Many of us were exposed to the discomfort, anger and prejudice some in our community persistently feel while we remain unchallenged in the ease of our daily lives. Fargo isn’t immune to inherent racism that persists and wraps itself around communities without discretion. To mourn for Minneapolis and simultaneously be grateful that Fargo doesn’t have similar problems isn’t only ignorant, but the very problem itself. Racism doesn’t have to be as blatant as the murder of a black man at the hands of the police. It’s prevalent in our community in significant inconsistencies of equality, big and small. This deeply rooted racism is more devastating, exhausting, unfair and widespread than all the riots combined.
Some of us are white with bodies of safety and privilege. We are Fargo. Others have skin that doesn’t act as their shield but instead paints them as a target. They are Fargo. We are made of privilege and oppression, comfort and discontent, hope and heartbreak.
We can no longer pretend that Fargo is all things good and nice.
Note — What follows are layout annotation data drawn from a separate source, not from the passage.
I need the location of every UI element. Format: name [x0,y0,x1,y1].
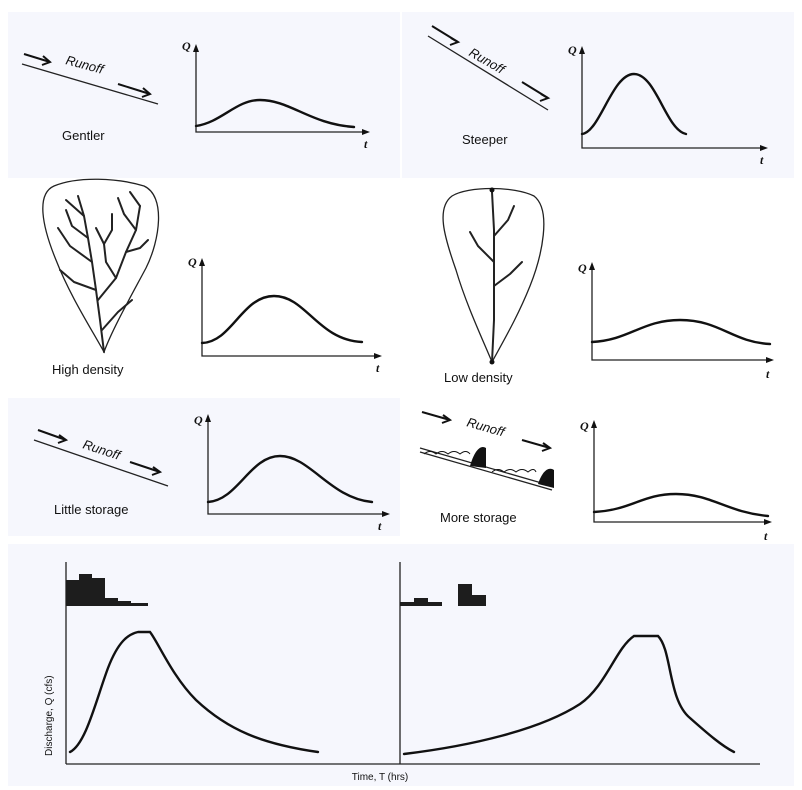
rainfall-bar [66,580,79,606]
panel-low-density: Low density Q t [442,187,774,385]
axes [207,420,384,515]
storage-dam-2 [538,468,554,488]
basin-outline-icon [442,187,545,364]
q-axis-label: Q [578,261,587,275]
rainfall-hyetograph-icon [400,584,486,606]
rainfall-bar [472,595,486,606]
hydrograph-more-storage: Q t [580,419,772,543]
axes [593,426,766,523]
low-density-label: Low density [444,370,513,385]
t-axis-label: t [760,153,764,167]
y-arrowhead [199,258,205,266]
t-axis-label: t [376,361,380,375]
steeper-label: Steeper [462,132,508,147]
storage-dam-1 [470,446,486,468]
hydrograph-high-density: Q t [188,255,382,375]
t-axis-label: t [364,137,368,151]
x-arrowhead [374,353,382,359]
more-storage-label: More storage [440,510,517,525]
panel-background [402,12,794,178]
axes [201,264,376,357]
hydrograph-curve [580,72,688,136]
rainfall-bar [414,598,428,606]
arrow-right-icon [421,411,453,424]
axes [591,268,768,361]
panel-gentler-slope: Runoff Gentler Q t [8,12,400,178]
hydrograph-curve-downstream-storm [68,630,320,754]
arrow-right-icon [431,25,461,46]
q-axis-label: Q [182,39,191,53]
panel-background [8,12,400,178]
t-axis-label: t [766,367,770,381]
rainfall-bar [92,578,105,606]
stream-network-icon [57,191,149,353]
high-density-label: High density [52,362,124,377]
arrow-right-icon [129,461,163,476]
x-arrowhead [382,511,390,517]
rainfall-bar [428,602,442,606]
slope-line [33,439,169,487]
time-axis-label: Time, T (hrs) [352,772,408,783]
q-axis-label: Q [580,419,589,433]
rainfall-bar [118,601,131,606]
panel-high-density: High density Q t [42,178,382,377]
y-arrowhead [193,44,199,52]
y-arrowhead [579,46,585,54]
arrow-right-icon [23,53,52,66]
axes [195,50,364,133]
panel-background [8,398,400,536]
hydrograph-curve [590,318,772,346]
hydrograph-curve [194,98,356,129]
hydrograph-curve [592,492,770,518]
q-axis-label: Q [194,413,203,427]
panel-little-storage: Runoff Little storage Q t [8,398,400,536]
hydrograph-gentler: Q t [182,39,370,151]
stream-network-icon [469,187,523,365]
y-arrowhead [591,420,597,428]
hydrograph-curve-upstream-storm [402,634,736,756]
panel-steeper-slope: Runoff Steeper Q t [402,12,794,178]
rainfall-bar [400,602,414,606]
ponded-water-1 [423,451,471,455]
x-arrowhead [766,357,774,363]
x-arrowhead [760,145,768,151]
slope-line [21,63,159,105]
x-arrowhead [362,129,370,135]
rainfall-bar [105,598,118,606]
runoff-label: Runoff [465,414,507,439]
discharge-axis-label: Discharge, Q (cfs) [44,675,55,756]
hydrograph-curve [206,454,374,504]
panel-background [8,544,794,786]
slope-line [427,35,549,111]
x-arrowhead [764,519,772,525]
t-axis-label: t [378,519,382,533]
hydrograph-curve [200,294,364,345]
q-axis-label: Q [188,255,197,269]
t-axis-label: t [764,529,768,543]
little-storage-label: Little storage [54,502,128,517]
arrow-right-icon [521,81,551,102]
slope-line [419,451,553,491]
axes [581,52,762,149]
panel-storm-hydrographs: Discharge, Q (cfs) Time, T (hrs) [8,544,794,786]
arrow-right-icon [521,439,553,452]
basin-outline-icon [42,178,160,354]
rainfall-hyetograph-icon [66,574,148,606]
arrow-right-icon [117,83,152,98]
y-arrowhead [589,262,595,270]
panel-more-storage: Runoff More storage Q t [419,411,772,543]
ponded-water-2 [491,469,537,473]
q-axis-label: Q [568,43,577,57]
rainfall-bar [458,584,472,606]
rainfall-bar [79,574,92,606]
rainfall-bar [131,603,148,606]
y-arrowhead [205,414,211,422]
hydrograph-little-storage: Q t [194,413,390,533]
hydrograph-steeper: Q t [568,43,768,167]
arrow-right-icon [37,429,69,444]
gentler-label: Gentler [62,128,105,143]
hydrograph-low-density: Q t [578,261,774,381]
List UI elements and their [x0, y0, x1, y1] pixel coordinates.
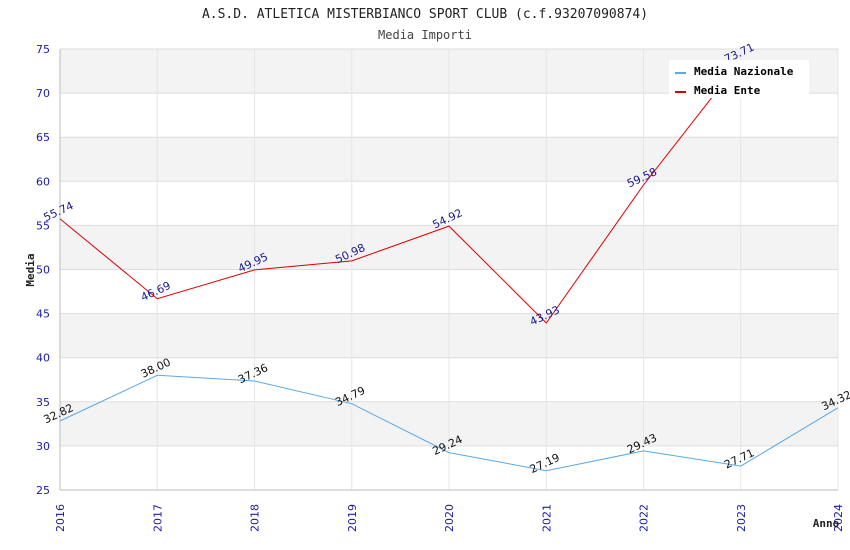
legend-label-media-ente: Media Ente — [694, 84, 761, 97]
y-tick-label: 30 — [36, 440, 50, 453]
series-line-0 — [59, 374, 839, 472]
y-tick-label: 75 — [36, 43, 50, 56]
y-tick-label: 25 — [36, 484, 50, 497]
x-tick-label: 2016 — [54, 504, 67, 532]
x-axis-ticks: 2016 2017 2018 2019 2020 2021 2022 2023 2024 — [54, 504, 845, 532]
x-tick-label: 2018 — [249, 504, 262, 532]
y-tick-label: 45 — [36, 308, 50, 321]
y-tick-label: 55 — [36, 219, 50, 232]
legend-label-media-nazionale: Media Nazionale — [694, 65, 794, 78]
x-tick-label: 2023 — [735, 504, 748, 532]
x-tick-label: 2019 — [346, 504, 359, 532]
y-tick-label: 60 — [36, 175, 50, 188]
x-tick-label: 2021 — [540, 504, 553, 532]
y-tick-label: 40 — [36, 352, 50, 365]
x-tick-label: 2017 — [151, 504, 164, 532]
axes — [59, 49, 838, 491]
y-axis-label: Media — [24, 253, 37, 286]
y-tick-label: 50 — [36, 264, 50, 277]
series-line-1 — [59, 60, 742, 324]
x-axis-label: Anno — [813, 517, 840, 530]
y-axis-ticks: 25 30 35 40 45 50 55 60 65 70 75 — [36, 43, 50, 497]
x-tick-label: 2022 — [638, 504, 651, 532]
chart-subtitle: Media Importi — [378, 28, 472, 42]
y-tick-label: 35 — [36, 396, 50, 409]
y-tick-label: 70 — [36, 87, 50, 100]
x-tick-label: 2020 — [443, 504, 456, 532]
chart-title: A.S.D. ATLETICA MISTERBIANCO SPORT CLUB … — [202, 7, 648, 22]
y-tick-label: 65 — [36, 131, 50, 144]
legend-box — [669, 60, 809, 98]
x-tick-label: 2024 — [832, 504, 845, 532]
legend: Media Nazionale Media Ente — [669, 60, 809, 98]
There are fractures that define distinctly different realities members of our community experience. We each need to do our part to recognize what’s broken and do the hard, but necessary work to make Fargo the community we want to proudly embrace.
I’m part of the problem. It weighs heavy on my heart and worries my mind. I’m ready to humbly submit to educating myself towards better understanding, vow to vote for candidates who will take drastic action towards reform, let other voices be heard, allow unrest and upset unfurl in effort to heal, and take ownership of the many ways racism has been allowed to run rampant. This is our Fargo – in its pride and its pain – and it’s ours to build or break.